How To Install Poppins For Backup on CentOS 7

In this opportunity, we will talk about a free tool called Poppins that allows us to make a backup in Linux of the most valuable information in our organization and transfer these copies to remote locations.

What is Poppins?

Poppins is a command line tool developed in PHP that will give us the possibility of generating the backup of the sensitive information that we manage by providing a high level of security.

For this tutorial, we will use a computer with a CentOS 7 environment.

System Update

Before carrying out any installation of a tool or program, it is advisable to update the different packages that we have in the system.

For this case, CentOS 7, we will use the command:

sudo yum update

For Debian or Ubuntu we can use the command:

sudo apt-get update

Packages needed to run Poppins

To run Poppins, it is necessary to have the following packages in CentOS 7 or in the system to install the tool.

  • Mercurial
  • Php5-cli (php-cli)
  • Rsync
  • SSH
  • Grep
  • Gzip

The ssh, rsync, gzip and grep packages come pre-installed by default in Linux, which is why we should not be worried about the installation of these packages.

Install required packages

We will proceed to install the packages that do not come by default in Linux like Mercurial and php-cli.

To install these packages we will use the command:

sudo yum install mercurial php-cli

Edit php.ini file

After downloading and installing the required packages, we can proceed with the Poppins installation. However, prior to that, we need to locate the php.ini file at /etc/php.ini for configuring the time zone to ensure the security copy is accurate.

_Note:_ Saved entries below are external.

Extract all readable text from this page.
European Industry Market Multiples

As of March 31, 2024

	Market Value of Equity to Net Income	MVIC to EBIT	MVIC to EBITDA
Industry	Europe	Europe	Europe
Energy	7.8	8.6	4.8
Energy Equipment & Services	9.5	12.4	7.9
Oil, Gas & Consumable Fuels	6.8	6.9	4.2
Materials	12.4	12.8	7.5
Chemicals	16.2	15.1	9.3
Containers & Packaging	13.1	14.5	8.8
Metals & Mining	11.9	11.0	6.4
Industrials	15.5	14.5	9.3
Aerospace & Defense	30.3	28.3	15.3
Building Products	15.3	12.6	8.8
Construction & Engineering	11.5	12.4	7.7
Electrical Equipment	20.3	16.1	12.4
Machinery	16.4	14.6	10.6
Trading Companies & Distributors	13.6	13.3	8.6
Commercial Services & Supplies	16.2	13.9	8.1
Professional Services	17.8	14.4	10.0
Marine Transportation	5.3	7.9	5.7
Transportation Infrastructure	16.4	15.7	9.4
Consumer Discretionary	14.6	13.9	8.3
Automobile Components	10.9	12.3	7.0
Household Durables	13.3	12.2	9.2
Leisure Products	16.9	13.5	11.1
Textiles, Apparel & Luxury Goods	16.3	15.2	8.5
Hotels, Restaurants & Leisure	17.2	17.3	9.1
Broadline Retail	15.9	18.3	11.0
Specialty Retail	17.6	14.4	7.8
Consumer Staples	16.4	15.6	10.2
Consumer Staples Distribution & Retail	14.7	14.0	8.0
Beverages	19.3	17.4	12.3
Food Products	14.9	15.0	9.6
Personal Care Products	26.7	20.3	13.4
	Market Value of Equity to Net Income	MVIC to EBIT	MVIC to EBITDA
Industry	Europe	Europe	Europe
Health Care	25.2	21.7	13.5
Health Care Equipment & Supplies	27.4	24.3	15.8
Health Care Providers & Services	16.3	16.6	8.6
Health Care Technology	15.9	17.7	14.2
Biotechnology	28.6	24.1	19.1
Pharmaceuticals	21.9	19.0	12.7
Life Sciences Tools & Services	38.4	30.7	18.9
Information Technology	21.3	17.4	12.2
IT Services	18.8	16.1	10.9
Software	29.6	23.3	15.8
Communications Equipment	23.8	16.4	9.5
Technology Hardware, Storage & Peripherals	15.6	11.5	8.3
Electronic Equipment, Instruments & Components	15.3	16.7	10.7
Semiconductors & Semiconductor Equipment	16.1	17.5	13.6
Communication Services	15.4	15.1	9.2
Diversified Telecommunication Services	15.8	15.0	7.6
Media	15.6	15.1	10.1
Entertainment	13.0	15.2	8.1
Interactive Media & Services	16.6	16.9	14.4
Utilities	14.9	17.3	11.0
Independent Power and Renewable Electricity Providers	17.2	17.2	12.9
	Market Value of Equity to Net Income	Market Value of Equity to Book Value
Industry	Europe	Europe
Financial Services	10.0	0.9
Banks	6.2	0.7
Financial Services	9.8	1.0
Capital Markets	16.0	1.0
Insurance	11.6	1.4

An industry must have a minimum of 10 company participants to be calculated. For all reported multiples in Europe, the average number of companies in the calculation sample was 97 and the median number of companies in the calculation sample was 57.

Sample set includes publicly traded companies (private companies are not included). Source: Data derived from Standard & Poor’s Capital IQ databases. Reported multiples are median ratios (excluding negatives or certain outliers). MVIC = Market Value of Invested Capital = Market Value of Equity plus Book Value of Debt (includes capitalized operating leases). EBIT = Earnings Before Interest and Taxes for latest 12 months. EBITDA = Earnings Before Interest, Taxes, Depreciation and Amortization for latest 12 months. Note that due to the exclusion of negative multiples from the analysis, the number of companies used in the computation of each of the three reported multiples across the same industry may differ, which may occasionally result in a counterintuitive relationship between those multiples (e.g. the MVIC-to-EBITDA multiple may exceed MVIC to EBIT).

We will edit this file with the preferred editor, in this case we will use nano.

sudo nano /etc/php.ini

We will see the following php.ini window where we must locate the date.timezone line and enter the necessary value according to our location, note that by default it is blank.

Save the changes using the key combination Ctrl + O and exit the editor using the combination Ctrl + X (In case we are using nano).

Note: To see all available time zones we can go to the following link
http://php.net/manual/en/timezones.php

Clone Poppins Repository

Once the time zone parameters are defined, we will clone the Poppins repository in CentOS 7 using the following command:

sudo hg clone https://bitbucket.org/poppins/poppins/opt/poppins

Now we must link this file in its correct location using the command:

ln -s /opt/poppins/init.php /usr/local/bin/poppins

Once we have completed the previous step we can verify the version of Poppins using the command:

poppins -v

Using Poppins: Script Backup

In the official website of Poppins we can find detailed information about how to use Poppins but the basic way is to create a script in the following way:

Create the directories:

mkdir poppins.d

cd poppins.d

mkdir logs conf backups

Copy of the configuration template:

cp /opt/poppins/solvetic.poppins.ini /root/poppins.d/conf/solvetic.poppins.ini

The basic script for this configuration is the following:

[local]

rootdir = "/root/poppins.d/backups"

logdir = "/root/poppins.d/logs"

hostdir-name = 'solvetic'

hostdir-create = yes

snapshot-backend = 'default'

[remote]

ssh = yes

retry-count = 0

retry-timeout = 5

host = 'solvetic'

user = 'root'

pre-backup-script = "";

pre-backup-onfail = "abort";

[included]

/ = 'root'

[excluded]

[snapshots]

incremental = 2

1-daily = 7

1-weekly = 4

1-monthly = 2

1-yearly = 1

[meta]

remote-disk-layout =  yes

remote-package-list =  yes

[log]

local-disk-usage =  yes

compress = yes

[rsync]

compresslevel = 0

hardlinks = no

verbose = yes

retry-count = 0

retry-timeout = 5

[mysql]

enabled = no

configdirs = ''

Inside the script, we are configuring all the parameters of origin, destination, type of backup, among others.

These free tools undoubtedly help us in our backup tasks, and so we can keep all sensitive information either personal or organizational always available at any time.